Our brain is an amazing organ. We know how different parts are connected, which area is responsible for which ability, the smallest components, even the tinier parts of these have already been discovered. We have learned loads of facts about it, yet we do not gist the essence of it. Neurobiology is such an advanced field that many biologists, engineers and informaticians are about to resolve ponderous issues.
In Szeged, Csaba Pál’s group created a ‘minimal’ bacteria by knocking out one gene after the other. When they knocked out a so called housekeeping gene, the bacteria died. If they did this to a non-housekeeping gene, the bacteria survived. They continued it until every remaining gene was essential. The research team did not only create one cell, but also made a few different ones. All of them survived under specific conditions, when enough nutrition, acceptable moisture and heat were present. On the other hand, all the bacteria died if there was even a minor change in conditions. Such cellular system, like the minimal bacteria has, is not robust, which means it collapses under any kind of perturbation.
Based on a new observation about brain backups, robustness is one of the topics of the week in Nature. “If you look at a circle diagram of a modern transistor radio, you see thousands of components, that seems unnecessarily complex, because any hobbies can tell you that a radio can be put together from probably a dozen of core components. All the other stuff in the circle diagram is related to robustness, to avoid feedback oscillation at different frequencies, to stabilize the power supply and so on.” Why would it be different in such a complex system like our brain? In every reliable system, redundancy prevents the loss of information. If something goes wrong on with one component, another takes over its function. It is not critical for normal functioning, but there is no system without perturbation. To prove that the brain works similarly to this, Li et al. (published online in Nature, doi: 10.1038/nature17643) inactivated a part of the brain that is involved in short-term memory in one hemisphere and let the same area intact on the other side, while the mouse performed a task hat required short-term memory.

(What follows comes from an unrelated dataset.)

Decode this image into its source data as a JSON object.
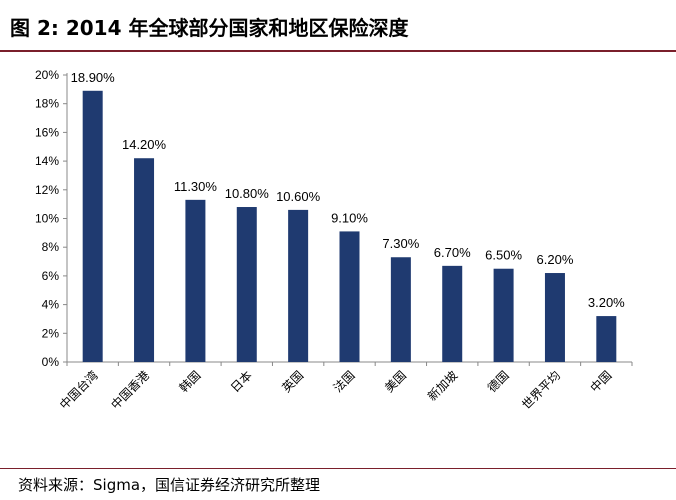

The technique Li et al used called optogenetics, a new, but already widespread technology that allows researchers to activate or deactivate cells using light. They aimed to observe how if and under what conditions the activity related to the memory recovers after perturbations. They observed that even though more than half of the network had been disrupted, the activity recovered rapidly. The brain is only capable to do so if another brain area helps to reload the information to the perturbed area. It seems that many parts of the brain have its copy somewhere else, which requires lots of energy. Just as a computer, it needs peripheral elements apart from core components to keep its robustness.
However, the robustness of the brain has another aspect. When a neuron receives a stimulus it decides if its worth to be activated by it or not. Its answer depends on the spatial location and on the timing of the stimul, Thus the brain does not get activated by an internal, accidental event. It also helps us to determine the neural network’s overcome in a higher level. When we are about to be eaten by a lion, we do not think about the meaning of life, we run. Non-adaptive ideas are blocked when we are in danger.

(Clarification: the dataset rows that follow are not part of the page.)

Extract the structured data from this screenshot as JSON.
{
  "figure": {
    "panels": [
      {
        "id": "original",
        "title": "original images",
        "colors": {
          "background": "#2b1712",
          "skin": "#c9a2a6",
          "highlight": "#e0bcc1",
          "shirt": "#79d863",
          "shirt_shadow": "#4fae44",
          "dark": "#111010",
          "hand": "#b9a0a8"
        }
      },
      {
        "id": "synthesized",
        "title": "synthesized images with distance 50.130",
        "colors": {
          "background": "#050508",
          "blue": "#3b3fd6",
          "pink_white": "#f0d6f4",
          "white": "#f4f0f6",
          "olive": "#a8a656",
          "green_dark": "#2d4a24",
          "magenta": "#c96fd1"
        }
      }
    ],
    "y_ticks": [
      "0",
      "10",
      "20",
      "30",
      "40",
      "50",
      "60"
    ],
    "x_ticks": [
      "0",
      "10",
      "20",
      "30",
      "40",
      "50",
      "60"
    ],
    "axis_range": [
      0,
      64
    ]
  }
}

Computers are compared to the brain quite often. If they are compared in more detail, results are getting more and more interesting. Many researchers believe that brain also computes, but differently from a computer. In both cases, many parts are connecting simultaneously and very few people know how to design system that is simple, but efficient. Gathering more information about our brain may result in new scientific breakthroughs in the field of engineering.
A new research is focusing on the robustness of operation systems, like Windows: why does it slow down after a while and how to prevent it?
But not only computers, brains or cellular systems form networks. For example, Albert-László Barabási in his book (Linked: How Everything Is Connected to Everything Else and What It Means for Business, Science, and Everyday Life) mentions in his book a cocktail party, a terrorist cell, some ancient bacteria and an international conglomerate, that also build up similarly. Albert-László Barabási is really famous in the United States and the network-theory he established fits on many systems. However, a few mathematician disagree with him, because they believe that his model is a result of an incorrect deduction. Nevertheless, network-theories and graph analysis help biological researchers in ecology, drug development, disease mechanisms or bacteria-human interactions.
Analysis of cellular networks of diseases helps to find the perfect target of drug development. In most cases the perfect target molecule is not the one that has the most connections in the network, the so called hub, but the one that controls the hub molecule in the diseased environment. To find these elements of the cellular network requires lots of knowledge.